Steam game mod delivered malware on Christmas Day - Epsilon Information Stealer was hidden in a Slay the Spire expansion

"Downfall" Community mod for Slay the Spire on Steam
(Image credit: Dowfall via Steam)

Over Christmas, attackers gained access to the Downfall developer's Steam account and compromised game downloads with a piece of malware called Epsilon Information Stealer. Downfall is a free fan-made mod available on Steam for an indie game called Slay the Spire. The malware only infected the prepackaged standalone modified version of Downfall, not the mod installed via Steam Workshop. We also note that the malware-laced download was only available for one hour before being caught.

Epsilon Information Stealer malware can be used to steal the infected user's passwords from installed internet browsers, cookies, Discord, Steam, and information stored by Telegram. The developer of Downfall told Bleeping Computer "One of our devices was hit with malware that did not get flagged or blocked by the security we had running on it. As far as I currently know, it was not a password-stealing malware as 2FA did not trigger or stop this, and of the accounts compromised, all were under different e-mail addresses (and none of those addresses themselves were stolen)," but quickly added they couldn't be sure until a professional assessment of the breach has been completed. 

The developer posted an update in Steam about this breach, recommending that if players saw a Unity popup over Christmas, they should change passwords, especially users without two-factor authentification. They added, "Any account that is set up for mobile 2FA should be immune. You should also be sure your live protection is active and run scans. Though, for full peace of mind, I am electing to reset and wipe all of my drives from my affected hardware." The developer also said they can be contacted via Discord should an affected user need any help.
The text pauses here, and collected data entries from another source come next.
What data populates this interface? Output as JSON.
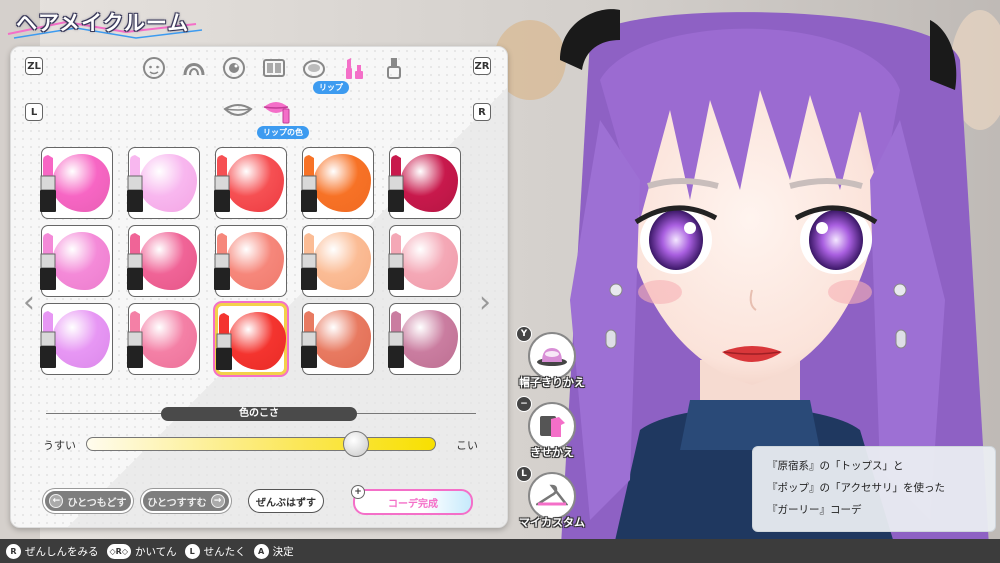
{
  "screen": {
    "title": "ヘアメイクルーム",
    "accent_pink": "#f46fc8",
    "accent_blue": "#3d9bf0"
  },
  "panel": {
    "key_zl": "ZL",
    "key_zr": "ZR",
    "key_l": "L",
    "key_r": "R",
    "categories": [
      {
        "icon": "face-base-icon",
        "selected": false
      },
      {
        "icon": "eyebrow-icon",
        "selected": false
      },
      {
        "icon": "eye-icon",
        "selected": false
      },
      {
        "icon": "eyeshadow-palette-icon",
        "selected": false
      },
      {
        "icon": "compact-blush-icon",
        "selected": false
      },
      {
        "icon": "lipstick-icon",
        "selected": true
      },
      {
        "icon": "nail-polish-icon",
        "selected": false
      }
    ],
    "category_selected_label": "リップ",
    "subcategories": [
      {
        "icon": "lip-shape-icon",
        "selected": false
      },
      {
        "icon": "lip-color-icon",
        "selected": true
      }
    ],
    "subcategory_selected_label": "リップの色",
    "swatches": [
      {
        "color": "#f766c4",
        "body": "#e85eb4",
        "selected": false
      },
      {
        "color": "#f8b7ef",
        "body": "#f3a5e4",
        "selected": false
      },
      {
        "color": "#f65053",
        "body": "#ec3a41",
        "selected": false
      },
      {
        "color": "#f77226",
        "body": "#f06a22",
        "selected": false
      },
      {
        "color": "#c8194c",
        "body": "#b51543",
        "selected": false
      },
      {
        "color": "#f48ad8",
        "body": "#ec7ccd",
        "selected": false
      },
      {
        "color": "#f06497",
        "body": "#e65688",
        "selected": false
      },
      {
        "color": "#f6877b",
        "body": "#ef7a6c",
        "selected": false
      },
      {
        "color": "#fbbc95",
        "body": "#f6ae84",
        "selected": false
      },
      {
        "color": "#f4a8b6",
        "body": "#ef9aa9",
        "selected": false
      },
      {
        "color": "#e797f4",
        "body": "#db88ea",
        "selected": false
      },
      {
        "color": "#f480a6",
        "body": "#ec7199",
        "selected": false
      },
      {
        "color": "#f4342f",
        "body": "#e92b26",
        "selected": true
      },
      {
        "color": "#e87a61",
        "body": "#e06c53",
        "selected": false
      },
      {
        "color": "#ca7da0",
        "body": "#bd6f92",
        "selected": false
      }
    ],
    "slider": {
      "label": "色のこさ",
      "min_label": "うすい",
      "max_label": "こい",
      "value": 0.77
    },
    "buttons": {
      "undo": "ひとつもどす",
      "redo": "ひとつすすむ",
      "remove_all": "ぜんぶはずす",
      "finish": "コーデ完成",
      "finish_key": "+"
    }
  },
  "actions": [
    {
      "key": "Y",
      "label": "帽子きりかえ",
      "icon": "hat-icon"
    },
    {
      "key": "−",
      "label": "きせかえ",
      "icon": "outfit-icon"
    },
    {
      "key": "L",
      "label": "マイカスタム",
      "icon": "hanger-icon"
    }
  ],
  "info": {
    "lines": [
      "『原宿系』の「トップス」と",
      "『ポップ』の「アクセサリ」を使った",
      "『ガーリー』コーデ"
    ]
  },
  "bottom_bar": {
    "hints": [
      {
        "key": "R",
        "label": "ぜんしんをみる"
      },
      {
        "key": "◇R◇",
        "label": "かいてん"
      },
      {
        "key": "L",
        "label": "せんたく"
      },
      {
        "key": "A",
        "label": "決定"
      }
    ]
  }
}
It's always a good idea to use a two-authentication system for security by default. 

Epsilon Information Stealer is commonly used for attacks via game community mods. Typically gamers on Discord have been tricked into installing this malware a threat actor pretending the download is an add-on or test build of a game, and they want help to find bugs. 
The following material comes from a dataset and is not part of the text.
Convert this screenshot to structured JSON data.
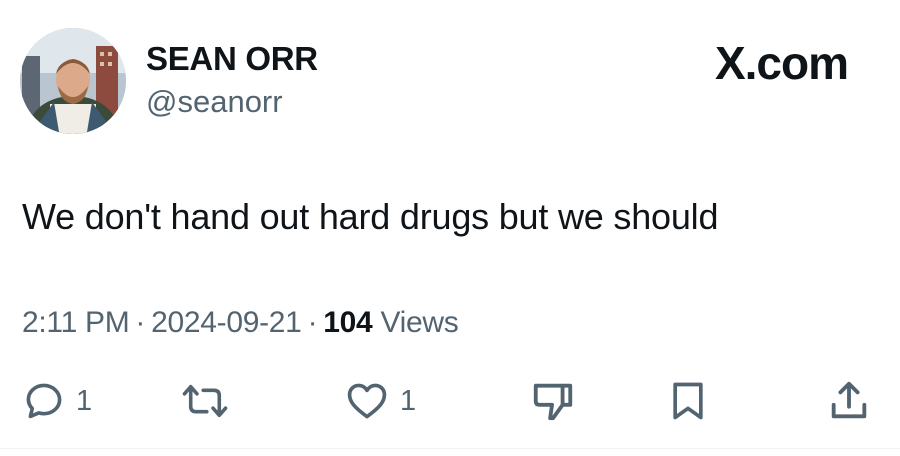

Using standalone and third-party mods to spread information-stealing malware has been on the rise of late. Minecraft mods were previously favored by attackers to deploy Bleeding Pipe malware to unsuspecting users, for example. Steam has required developers to use an SMS-based security verification system since October to prevent compromised files from being uploaded. We are curious to see the eventual "professional assessment," to find out how this dose of Epsilon Information Stealer got through.

Freelance News Writer
  • ezst036
    Would this affect both Windows and Linux? I honestly do not know.
  • MiniITXEconomy
    "It's always a good idea to use two-factor authentication," especially when Valve doesn't give two figs if your account is compromised, or not, they'll perma-ban it if they catch ANYONE doing shady crap with it. Enabling that should've been something you did, yesterday.

    sigh we give these store fronts entirely too much power.
  • Sleepy_Hollowed
    I don't have a store on their system, but I'm amazed they don't have an option of proactive scanning for malware.

    I'm almost certain they don't because the big 3 of cloud don't have that option on their storage that you can just switch on (they have a tutorial for you deploying your own with ClamAV of all things which is hard to configure).

    I'm guessing that if you use an OS for gaming, you might not want to put valuable data there and treat it as a dumb console, and it's a nice use case for the game wallets using a safe transfer method.
  • USAFRet
    Sleepy_Hollowed said:
    but I'm amazed they don't have an option of proactive scanning for malware.
    They almost certainly do.

    But no identification, detection, eradication, prevention is 100% correct, all the time.
    Unfortunately, things do slip through.
  • z0d
    First time I've heard of this, been gaming in Steam for 15 yrs now.
  • punkncat
    I will happily admit a sense of relief that more downloads weren't compromised. With the sales that Steam and other launchers have been running, I have downloaded more in this December past than many years prior.
  • Heat_Fan89
    This is the reason why I don't save my credit card info with Steam, Epic or with Sony and Nintendo. I also don't use a Microsoft sign in with my gaming rigs.